Time Limit: 2000/1000 MS (Java/Others) Memory Limit: 65536/32768 K (Java/Others)
Total Submission(s): 26528 Accepted Submission(s): 11681

Problem Description

We all know that Bin-Laden is a notorious terrorist, and he has disappeared for a long time. But recently, it is reported that he hides in Hang Zhou of China!
“Oh, God! How terrible! ”

Don’t be so afraid, guys. Although he hides in a cave of Hang Zhou, he dares not to go out.
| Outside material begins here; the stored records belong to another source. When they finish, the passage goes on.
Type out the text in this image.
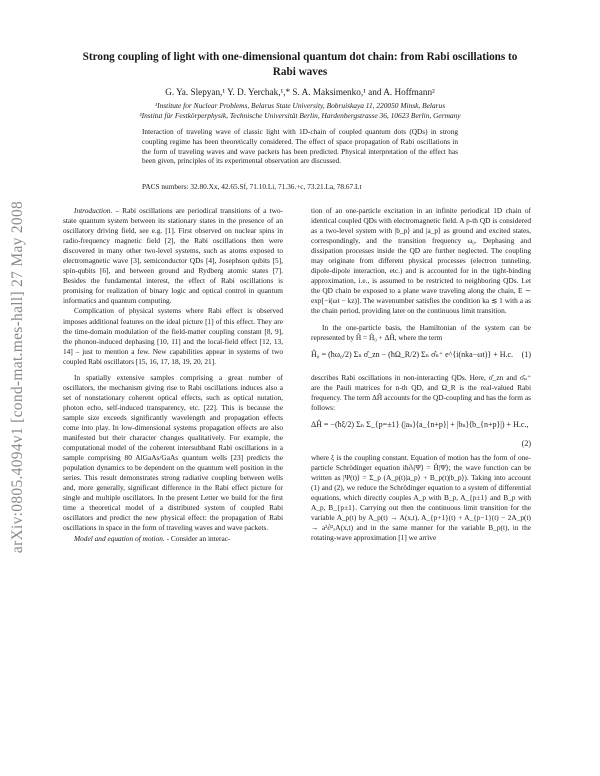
arXiv:0805.4094v1 [cond-mat.mes-hall] 27 May 2008
Strong coupling of light with one-dimensional quantum dot chain: from Rabi oscillations to Rabi waves
G. Ya. Slepyan,¹ Y. D. Yerchak,¹,* S. A. Maksimenko,¹ and A. Hoffmann²
¹Institute for Nuclear Problems, Belarus State University, Bobruiskaya 11, 220050 Minsk, Belarus
²Institut für Festkörperphysik, Technische Universität Berlin, Hardenbergstrasse 36, 10623 Berlin, Germany
Interaction of traveling wave of classic light with 1D-chain of coupled quantum dots (QDs) in strong coupling regime has been theoretically considered. The effect of space propagation of Rabi oscillations in the form of traveling waves and wave packets has been predicted. Physical interpretation of the effect has been given, principles of its experimental observation are discussed.
PACS numbers: 32.80.Xx, 42.65.Sf, 71.10.Li, 71.36.+c, 73.21.La, 78.67.Lt

Introduction. – Rabi oscillations are periodical transitions of a two-state quantum system between its stationary states in the presence of an oscillatory driving field, see e.g. [1]. First observed on nuclear spins in radio-frequency magnetic field [2], the Rabi oscillations then were discovered in many other two-level systems, such as atoms exposed to electromagnetic wave [3], semiconductor QDs [4], Josephson qubits [5], spin-qubits [6], and between ground and Rydberg atomic states [7]. Besides the fundamental interest, the effect of Rabi oscillations is promising for realization of binary logic and optical control in quantum informatics and quantum computing.

Complication of physical systems where Rabi effect is observed imposes additional features on the ideal picture [1] of this effect. They are the time-domain modulation of the field-matter coupling constant [8, 9], the phonon-induced dephasing [10, 11] and the local-field effect [12, 13, 14] – just to mention a few. New capabilities appear in systems of two coupled Rabi oscillators [15, 16, 17, 18, 19, 20, 21].

In spatially extensive samples comprising a great number of oscillators, the mechanism giving rise to Rabi oscillations induces also a set of nonstationary coherent optical effects, such as optical nutation, photon echo, self-induced transparency, etc. [22]. This is because the sample size exceeds significantly wavelength and propagation effects come into play. In low-dimensional systems propagation effects are also manifested but their character changes qualitatively. For example, the computational model of the coherent intersubband Rabi oscillations in a sample comprising 80 AlGaAs/GaAs quantum wells [23] predicts the population dynamics to be dependent on the quantum well position in the series. This result demonstrates strong radiative coupling between wells and, more generally, significant difference in the Rabi effect picture for single and multiple oscillators. In the present Letter we build for the first time a theoretical model of a distributed system of coupled Rabi oscillators and predict the new physical effect: the propagation of Rabi oscillations in space in the form of traveling waves and wave packets.

Model and equation of motion. - Consider an interac-

tion of an one-particle excitation in an infinite periodical 1D chain of identical coupled QDs with electromagnetic field. A p-th QD is considered as a two-level system with |b_p⟩ and |a_p⟩ as ground and excited states, correspondingly, and the transition frequency ω₀. Dephasing and dissipation processes inside the QD are further neglected. The coupling may originate from different physical processes (electron tunneling, dipole-dipole interaction, etc.) and is accounted for in the tight-binding approximation, i.e., is assumed to be restricted to neighboring QDs. Let the QD chain be exposed to a plane wave traveling along the chain, E ∼ exp[−i(ωt − kz)]. The wavenumber satisfies the condition ka ≲ 1 with a as the chain period, providing later on the continuous limit transition.

In the one-particle basis, the Hamiltonian of the system can be represented by Ĥ = Ĥ₀ + ΔĤ, where the term

Ĥ₀ = (ħω₀/2) Σₙ σ̂_zn − (ħΩ_R/2) Σₙ σ̂ₙ⁺ e^{i(nka−ωt)} + H.c. (1)

describes Rabi oscillations in non-interacting QDs. Here, σ̂_zn and σ̂ₙ⁺ are the Pauli matrices for n-th QD, and Ω_R is the real-valued Rabi frequency. The term ΔĤ accounts for the QD-coupling and has the form as follows:

ΔĤ = −(ħξ/2) Σₙ Σ_{p=±1} (|aₙ⟩⟨a_{n+p}| + |bₙ⟩⟨b_{n+p}|) + H.c.,
(2)

where ξ is the coupling constant. Equation of motion has the form of one-particle Schrödinger equation iħ∂ₜ|Ψ⟩ = Ĥ|Ψ⟩; the wave function can be written as |Ψ(t)⟩ = Σ_p (A_p(t)|a_p⟩ + B_p(t)|b_p⟩). Taking into account (1) and (2), we reduce the Schrödinger equation to a system of differential equations, which directly couples A_p with B_p, A_{p±1} and B_p with A_p, B_{p±1}. Carrying out then the continuous limit transition for the variable A_p(t) by A_p(t) → A(x,t), A_{p+1}(t) + A_{p−1}(t) − 2A_p(t) → a²∂²ₓA(x,t) and in the same manner for the variable B_p(t), in the rotating-wave approximation [1] we arrive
Laden is so bored recent years that he fling himself into some math problems, and he said that if anyone can solve his problem, he will give himself up!
Ha-ha! Obviously, Laden is too proud of his intelligence! But, what is his problem?
“Given some Chinese Coins (硬币) (three kinds-- 1, 2, 5), and their number is num_1, num_2 and num_5 respectively, please output the minimum value that you cannot pay with given coins.”
You, super ACMer, should solve the problem easily, and don’t forget to take $25000000 from Bush!

Input

Input contains multiple test cases. Each test case contains 3 positive integers num_1, num_2 and num_5 (0<=num_i<=1000). A test case containing 0 0 0 terminates the input and this test case is not to be processed.

Output

Output the minimum positive value that one cannot pay with given coins, one line for one case.

Sample Input

1 1 3

0 0 0

Sample Output

解析：母函数模板

#include<bits/stdc++.h>
using namespace std;

#define e exp(1)
#define pi acos(-1)
#define mod 1000000007
#define inf 0x3f3f3f3f
#define ll long long
#define ull unsigned long long
#define mem(a,b) memset(a,b,sizeof(a))
int gcd(int a,int b){return b?gcd(b,a%b):a;}

const int maxn=8e3+5;
struct node{
	int val,cnt;
}num[3];
int c1[maxn],c2[maxn];

int main()
{
	num[0].val=1,num[1].val=2,num[2].val=5;
	while(~scanf("%d%d%d",&num[0].cnt,&num[1].cnt,&num[2].cnt))
	{
		if(num[0].cnt==0 && num[1].cnt==0 && num[2].cnt==0)break;
		
		int mav=num[0].cnt*num[0].val+num[1].cnt*num[1].val+num[2].cnt*num[2].val;
		mem(c1,0);
		mem(c2,0);
		for(int i=0; i<=num[0].cnt; i++)
		{
			c1[i]=1;
		}
		for(int i=1; i<3; i++)
		{
			for(int j=0; j<=mav; j++)
			{
				for(int k=0; k+j<=mav && k<=num[i].cnt*num[i].val; k+=num[i].val)
				{
					c2[j+k]+=c1[j];
				}
			}
			for(int j=0; j<=mav; j++)
			{
				c1[j]=c2[j];
				c2[j]=0;
			}
		}
		int i;
		for(i=1; i<=mav; i++)
		{
			if(!c1[i])break;
		}
		
		printf("%d\n",i);
	}
	return 0;
}